A tragédia chamou a atenção
para outros casos semelhantes.

Em
27 de outubro, no município baiano
de Itabuna, um adolescente de 17 anos matou
a pedradas e tesouradas a tia, a dona-de-casa
Josefa Souza Santos, de 53 anos, que assistia
à televisão. Ele contou com
a ajuda da namorada, também de 17 anos,
filha de Josefa. Com um paralelepípedo,
deu o primeiro golpe, por trás, na
cabeça da tia. Ao se virar no sofá,
ela recebeu o segundo golpe, na face. O rapaz
a arrastou, agonizante, até a cozinha.
A garota, que estava no quarto, ficou irritada.
Foi até o namorado e lhe passou uma
tesoura. 'Agora que você começou,
termine. E termine bem-feito!', disse ela,
segurando a mãe pelos pulsos para que
o rapaz desferisse a tesourada fatal, no peito.
Ensangüentados, os dois tomaram banho
e foram para a cama de Josefa, onde fizeram
sexo. Minutos depois, foram presos. Levado
à Vara da Infância e da Adolescência,
o casal de homicidas relatou o crime em minúcias,
sem se perturbar.
Como
os pais de Suzane, Josefa queria o fim do
namoro, alegando que o sobrinho, semi-analfabeto,
não servia para a filha, prestes a
concluir o ensino médio. Há
três meses, a mãe achou que havia
conseguido convencer a filha a terminar o
namoro. O rapaz se afastou e só reapareceu
no dia do crime.
Foi
mantido para a segunda-feira o julgamento
de Suzane Louise von Richtofen, ré
confessa do assassinato dos pais Manfred e
Marísia von Richtofen, em 2002, em
São Paulo. O presidente do Superior
Tribunal de Justiça (STJ), ministro
Raphael de Barros Monteiro Filho, negou os
pedidos para que o julgamento fosse suspenso
ou para que Suzane fosse julgada separadamente
dos irmãos Cristhian e Daniel Cravinhos,
réus no mesmo processo.
De
acordo com informações do STJ,
por meio de habeas-corpus, o advogado Mauro
Otávio Nacif queria a concessão
de uma liminar para separar os julgamentos
de Suzane e dos irmãos Cravinhos, possibilidade
prevista no artigo 80 do Código de
Processo Penal.
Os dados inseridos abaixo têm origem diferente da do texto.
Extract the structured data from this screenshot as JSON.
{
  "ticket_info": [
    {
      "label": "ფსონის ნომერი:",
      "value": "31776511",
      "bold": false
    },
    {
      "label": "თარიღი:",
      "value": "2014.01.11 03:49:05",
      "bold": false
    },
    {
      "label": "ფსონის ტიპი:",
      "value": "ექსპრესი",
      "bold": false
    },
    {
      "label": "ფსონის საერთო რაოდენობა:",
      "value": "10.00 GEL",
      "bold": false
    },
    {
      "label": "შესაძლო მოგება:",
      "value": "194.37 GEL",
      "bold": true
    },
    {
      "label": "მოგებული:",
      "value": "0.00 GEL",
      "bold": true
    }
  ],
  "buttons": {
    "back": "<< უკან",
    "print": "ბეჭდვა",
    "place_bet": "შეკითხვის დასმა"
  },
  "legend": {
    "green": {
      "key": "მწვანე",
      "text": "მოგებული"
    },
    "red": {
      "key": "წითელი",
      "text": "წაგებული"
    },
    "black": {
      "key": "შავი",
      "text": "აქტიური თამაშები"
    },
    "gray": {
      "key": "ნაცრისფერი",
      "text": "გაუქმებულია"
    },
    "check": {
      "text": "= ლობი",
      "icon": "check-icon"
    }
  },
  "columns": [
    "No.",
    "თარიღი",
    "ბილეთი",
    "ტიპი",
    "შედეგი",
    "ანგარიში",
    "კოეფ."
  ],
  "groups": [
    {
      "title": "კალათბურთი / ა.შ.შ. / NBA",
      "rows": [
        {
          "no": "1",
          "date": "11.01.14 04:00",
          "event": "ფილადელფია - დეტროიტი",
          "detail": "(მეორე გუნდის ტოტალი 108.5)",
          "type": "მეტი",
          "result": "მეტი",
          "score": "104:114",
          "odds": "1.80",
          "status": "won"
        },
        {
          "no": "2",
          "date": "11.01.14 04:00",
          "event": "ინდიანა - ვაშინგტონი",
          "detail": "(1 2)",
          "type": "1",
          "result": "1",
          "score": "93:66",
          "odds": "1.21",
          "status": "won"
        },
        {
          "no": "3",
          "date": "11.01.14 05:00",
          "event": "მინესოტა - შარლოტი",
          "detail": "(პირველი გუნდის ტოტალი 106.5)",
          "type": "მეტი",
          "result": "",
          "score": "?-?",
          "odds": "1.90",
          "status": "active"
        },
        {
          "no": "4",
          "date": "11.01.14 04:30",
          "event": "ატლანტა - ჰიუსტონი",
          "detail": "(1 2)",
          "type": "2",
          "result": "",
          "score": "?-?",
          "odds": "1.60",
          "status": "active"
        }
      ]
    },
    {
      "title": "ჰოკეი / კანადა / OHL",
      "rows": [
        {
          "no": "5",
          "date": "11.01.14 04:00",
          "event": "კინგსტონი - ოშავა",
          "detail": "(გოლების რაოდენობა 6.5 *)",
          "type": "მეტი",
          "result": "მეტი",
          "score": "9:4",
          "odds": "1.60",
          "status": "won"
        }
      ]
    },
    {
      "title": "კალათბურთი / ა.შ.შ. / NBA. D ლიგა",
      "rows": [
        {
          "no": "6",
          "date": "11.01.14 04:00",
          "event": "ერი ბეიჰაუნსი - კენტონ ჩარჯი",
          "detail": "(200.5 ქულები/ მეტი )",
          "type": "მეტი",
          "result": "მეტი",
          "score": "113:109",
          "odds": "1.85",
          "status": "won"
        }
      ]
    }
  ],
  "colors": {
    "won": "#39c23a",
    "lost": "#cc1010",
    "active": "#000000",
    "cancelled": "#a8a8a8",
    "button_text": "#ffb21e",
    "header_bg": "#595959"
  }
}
Alternativamente, Nacif propôs
que fosse determinado à defesa de Cristhian
e Daniel se manifestar primeiro, tanto na
escolha dos jurados como no restante do julgamento.
O
advogado de Suzane alega que, pelo fato de
as defesas dos acusados serem divergentes,
a separação dos julgamentos
se justificaria. Além disso, argumenta,
caso a defesa de Suzane seja feita em conjunto
com a dos co-réus, o tempo seria diminuído
em meia hora, pois o tempo total é
de quatro horas, dividido por dois. Sendo
o julgamento isolado, a defesa de Suzane teria
duas horas e meia.
O
ministro Barros Monteiro negou a liminar,
porque não verificou ilegalidade flagrante
que justificasse a concessão. De acordo
com o presidente do STJ, cabe ao juiz natural
(o juiz do Tribunal do Júri) "decidir
sobre o momento oportuno para determinar a
ordem da manifestação dos defensores
dos réus relativamente às recusas
por ocasião do sorteio dos jurados".